Generous loans from the British Library include lively letters to his young nephew that show Michelangelo had an irritable side, easily sparked to annoyance. Meanwhile, poems and drawings directed to his aristocratic friends, Tommaso de' Cavalieri and the poet Vittoria Colonna, provide evidence of his passionate and deeply felt attachment to them. One exquisite work created as part of this correspondence, lent by His Majesty The King from the Royal Collection, is The Punishment of Tityus (about 1532) showing an eagle tearing out the liver of a bound naked man, gifted to Tommaso as moral guidance for the young man.
The intensity of Michelangelo’s faith strengthened as he aged. On show will be one of the most moving examples of his meditation on Christ's death and his own mortality: a group of drawings of the Crucifixion, made during the last ten years of his life. Through them we witness an elderly artist turning to the act of drawing as a means of spiritual meditation – variations on a single theme to explore his feelings about mortality, sacrifice, faith, and the prospect of redemption.

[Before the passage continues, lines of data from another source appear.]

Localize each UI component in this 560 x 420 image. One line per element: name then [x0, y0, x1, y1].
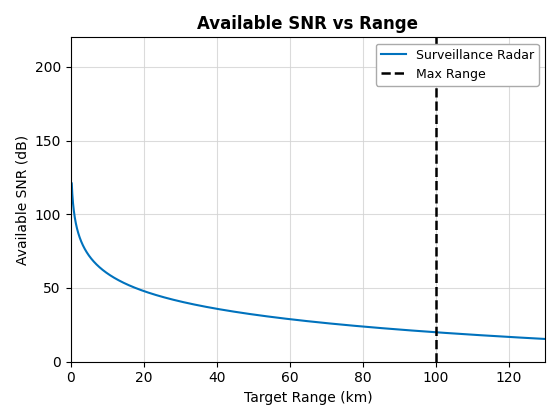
Surveillance Radar: [88, 256, 95, 261]
Surveillance Radar: [516, 335, 523, 340]
Max Range: [432, 358, 439, 363]
Line: Surveillance Radar: Surveillance Radar: [72, 184, 545, 339]
Title: Available SNR vs Range: Available SNR vs Range: [197, 15, 418, 33]
Surveillance Radar: [542, 336, 548, 341]
Y-axis label: Available SNR (dB): Available SNR (dB): [15, 134, 29, 265]
Surveillance Radar: [71, 209, 77, 214]
Surveillance Radar: [161, 295, 168, 300]
Surveillance Radar: [97, 265, 104, 270]
Surveillance Radar: [68, 181, 75, 186]
Max Range: [432, 359, 439, 364]
Legend: Surveillance Radar, Max Range: Surveillance Radar, Max Range: [376, 44, 539, 86]
Surveillance Radar: [300, 318, 306, 323]
X-axis label: Target Range (km): Target Range (km): [244, 391, 372, 405]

Sarah Vowles, Curator of Italian & French Prints & Drawings comments: “When Michelangelo moved to Rome in 1534, he was almost sixty years old. This exhibition follows him through the next three decades, until his death at the age of almost 89, exploring the variety of works he produced – from the Last Judgment to the dome of St Peter’s – and the ways in which he evolved his working practice in later life. It also introduces visitors to Michelangelo as a man, bound in a rich network of friendships, and brings his own voice to the fore – articulate, impassioned, often prickly, but never anything less than compelling.”
Michelangelo: the last decades will run from 2 May – 28 July 2024 in the Joseph Hotung Great Court Gallery at the British Museum.